Germany pushes for G-7 reversal on fossil fuels in climate blow

German Chancellor Olaf Scholz attends a meeting at the Chancellery on April 27, 2022 in Berlin, Germany. (Jens Krick/Pool/Getty Images/TNS)

Germany is pushing for the Group of Seven countries to back out of a pledge that would end funding for fossil fuel projects abroad by the end of the year, according to people familiar with the matter. It would be a major reversal in the fight against climate change as Russia’s war in Ukraine upends access to energy supplies.

Draft text shared with Bloomberg would see the G-7 “recognize that state-backed investments in the gas sector are needed as a temporary response to the current energy crisis.”

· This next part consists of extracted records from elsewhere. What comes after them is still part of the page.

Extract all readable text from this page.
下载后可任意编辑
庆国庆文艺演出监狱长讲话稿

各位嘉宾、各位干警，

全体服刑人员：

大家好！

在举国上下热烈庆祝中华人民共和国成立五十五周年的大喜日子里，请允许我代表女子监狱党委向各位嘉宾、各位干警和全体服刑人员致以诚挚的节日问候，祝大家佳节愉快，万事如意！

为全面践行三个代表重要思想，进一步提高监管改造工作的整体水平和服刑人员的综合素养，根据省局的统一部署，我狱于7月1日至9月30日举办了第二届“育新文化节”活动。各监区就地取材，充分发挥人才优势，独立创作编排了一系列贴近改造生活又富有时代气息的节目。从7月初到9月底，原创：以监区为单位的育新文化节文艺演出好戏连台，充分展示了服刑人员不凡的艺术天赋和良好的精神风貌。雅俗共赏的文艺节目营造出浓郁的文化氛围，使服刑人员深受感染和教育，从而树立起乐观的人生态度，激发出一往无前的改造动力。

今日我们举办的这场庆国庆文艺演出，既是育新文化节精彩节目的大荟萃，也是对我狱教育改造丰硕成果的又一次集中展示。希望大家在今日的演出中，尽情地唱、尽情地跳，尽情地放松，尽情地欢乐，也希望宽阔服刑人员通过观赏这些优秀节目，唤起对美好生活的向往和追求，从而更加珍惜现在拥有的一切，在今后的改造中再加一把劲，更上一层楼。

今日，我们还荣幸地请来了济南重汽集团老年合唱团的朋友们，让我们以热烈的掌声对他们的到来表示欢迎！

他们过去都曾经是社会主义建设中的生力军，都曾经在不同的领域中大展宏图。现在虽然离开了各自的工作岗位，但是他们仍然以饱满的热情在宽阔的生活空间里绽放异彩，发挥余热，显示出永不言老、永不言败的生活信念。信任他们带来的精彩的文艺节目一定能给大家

The caveat in the proposal is that such financing is done “in a way that is consistent with our climate goals and without creating lock-in effects”.

The text remains under debate and could change before G-7 leaders hold their summit in the Bavarian Alps from Sunday hosted by Chancellor Olaf Scholz. The UK opposes the proposal, two people said. A German government spokesman declined to comment.

A person familiar with the talks said Italy did not actively oppose the German proposal. Italy, like Germany, is heavily dependent on Russian gas. At a press conference in Brussels on Friday, Prime Minister Mario Draghi said Italy had managed to reduce imports of Russian gas from 40% last year to 25% currently. This has also been possible by signing new gas agreements in countries such as Congo, Algeria and Angola.

A government spokesman said Italy did not support Germany’s idea.

Asked about the Air Force One proposal as President Joe Biden flew to Europe, National Security Council spokesman John Kirby said he did not want to preempt discussions at the summit. “Our position last May was that the president was clear that he didn’t believe these investments were the right course of action,” he told reporters. “I know of no such change in this policy.”

The debate comes as Europe in particular struggles for alternative fuel sources to Russian gas. The German government has warned that Russia’s measures to limit supply risk a Lehman-style meltdown in energy markets, with Europe’s largest economy facing the unprecedented prospect of seeing companies and consumers run out of electricity.

Germany has responded to budget cuts by reviving coal-fired power plants and providing funding to secure gas supplies, while continuing its plans to phase out nuclear power. The World Nuclear Association, an industry lobby group, is urging the G-7 to increase access to nuclear technologies.

Italy said it would monitor the potential need to trigger emergency energy plans. Such a move could also see it boost coal production.

A shift by the G-7 from a commitment initiated last year and confirmed in May would be a turnaround in global efforts to tackle climate change. It would be more difficult to rally the rest of the world around stricter targets and to invest directly in cleaner energy sources.

It would also go against International Energy Agency advice that no new oil and gas projects should be developed if the world is to limit global warming to 1.5 degrees Celsius.

G-7 Ministers, in committing to end direct international financing of fossil fuels by the end of 2022, recognized for the first time that fossil fuel subsidies are inconsistent with the Paris Agreement. The group also reaffirmed its commitment to end “inefficient” fossil fuel subsidies by 2025.

Ministers, however, acknowledged that investing in the LNG sector was a necessary response to the current crisis “in a way consistent with our climate objectives and without creating lock-in effects”.

“It would be a huge setback to the progress we made last month at the G-7 energy and environment ministers when we finally brought Japan, the last holdout from the G-7, to s ‘commit to ending this financial support for fossil fuels,’ said Alden Meyer, senior climate change associate think E3G.

“Where we saw Chancellor Merkel being the climate chancellor at the last G-7 summit hosted by Germany, Scholz could go down in history as climate chancellor, which I think would be a real mark on its balance sheet, and we don’t need to do that,” he added.